NEDD4L

PDB:2ONI
Entry Clone Accession:gi:21619659
Entry Clone Source:nedd4l.BC032597.MGC.AT55-F3.pCMV-SPORT6
SGC Clone Accession:
Tag:mhhhhhhssgrenlyfqG
Host:BL21 (DE3)
Vector:p28a-LIC-TEV

Sequence: 

mhhhhhhssgrenlyfqGSREFKQKYDYFRKKLKKPADIPNRFEMKLHRNNIFEESYRRIMSVKRPDVLKARLWIEFESEKGLDYGGVAREWFFLLSKEMFNPYYGLFEYSATDNYTLQINPNSGLCNEDHLSYFTFIGRVAGLAVFHGKLLDGFFIRPFYKMMLGKQITLNDMESVDSEYYNSLKWILENDPTELDLMFCIDEENFGQTYQVDLKPNGSEIMVTNENKREYIDLVIQWRFVNRVQKQMNAFLEGFTELLPIDLIKIFDENELELLMCGLGDVDVNDWRQHSIYKNGYCPNHPVIQWFWKAVLLMDAEKRIRLLQFVTGTSRVPMNGFAELYGSNGPQLFTIEQWGSPEKLPRAHTCFNRLDLPPYETFEDLREKLLMAVEN





Growth





Medium:Terrific Broth (TB)

Procedure: NEDD4L was expressed in E. coli BL21 (DE3) grown in Terrific Broth (TB) in the presence of 50 µg/ml of kanamycin at 37 degC to an OD600 of 7.5. Protein expression was then induced with isopropyl-1-thio-D-galactopyranoside (IPTG), final concentration 0.05 mM, and incubated overnight at 15 degC. The culture was centrifuged and the cell pellets were collected and stored at -80 degC. To produce SeMet derivative of NEDD4L, the same bacterial cells were grown using M9 SeMet High-Yield growth media kit package (Medicilon) according to manufacturer's instructions.

Purification

Procedure: The cleared lysate was loaded onto a TALON metal-affinity resin column (BD Biosciences) at 4 degC (1.5 ml settled gel volume per liter original cell culture).

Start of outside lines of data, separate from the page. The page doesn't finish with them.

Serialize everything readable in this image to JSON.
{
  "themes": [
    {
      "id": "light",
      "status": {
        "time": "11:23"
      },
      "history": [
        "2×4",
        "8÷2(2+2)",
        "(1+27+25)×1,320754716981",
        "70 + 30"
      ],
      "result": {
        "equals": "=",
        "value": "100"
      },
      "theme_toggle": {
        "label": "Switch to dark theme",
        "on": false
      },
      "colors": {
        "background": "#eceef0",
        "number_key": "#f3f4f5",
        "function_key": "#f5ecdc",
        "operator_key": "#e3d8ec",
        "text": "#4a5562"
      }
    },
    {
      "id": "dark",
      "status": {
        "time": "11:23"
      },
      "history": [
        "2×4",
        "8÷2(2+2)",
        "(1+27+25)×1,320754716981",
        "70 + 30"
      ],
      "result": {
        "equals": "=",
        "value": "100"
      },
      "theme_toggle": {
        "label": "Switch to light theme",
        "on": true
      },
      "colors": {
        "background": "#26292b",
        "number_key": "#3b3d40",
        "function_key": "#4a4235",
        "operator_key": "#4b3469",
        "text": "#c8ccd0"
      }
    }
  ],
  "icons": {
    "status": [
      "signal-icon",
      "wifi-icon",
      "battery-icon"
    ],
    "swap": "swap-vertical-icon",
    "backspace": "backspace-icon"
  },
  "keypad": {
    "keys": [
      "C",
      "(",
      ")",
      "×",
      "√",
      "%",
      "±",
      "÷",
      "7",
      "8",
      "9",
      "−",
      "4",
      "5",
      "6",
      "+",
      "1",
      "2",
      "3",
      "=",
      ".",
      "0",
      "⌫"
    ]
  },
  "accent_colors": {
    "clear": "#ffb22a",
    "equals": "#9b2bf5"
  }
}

The column was washed with 10 ml wash buffer A, 10 mlwash buffer B and then with 30 ml wash buffer A, and the protein was eluted with 6 ml elution buffer. The protein was further purified by gel filtration on a HighLoad 16/60 Superdex 200 column (GE Healthcare, Amersham) equilibrated with GF buffer and concentrated by ultrafiltration to a final protein concentration of 10 mg/ml using Amicon Ultra centrifugal filter with 10kD cutoff.

Extraction

Procedure: The cell pellet was resuspended in lysis buffer containing protease inhibitor (0.1mM phenylmethyl sulfonyl fluoride, PMSF) and lysed using Microfluidizer. The lysate was cleared by centrifugation.

Structure Determination

Crystallization:Crystals were grown in hanging drops by mixing 2 microL protein solution with 2 microL well solution (1.7 M sodium/potassium phosphate, pH 6.0, 1 mM DTT) at 21 degC. For cryoprotection, the crystals were soaked in 2 M sodium-potassium phosphate, pH 7.0, 1 mM DTT, 25% ethylene glycol and 2 mg/ml Nedd4l.574.947.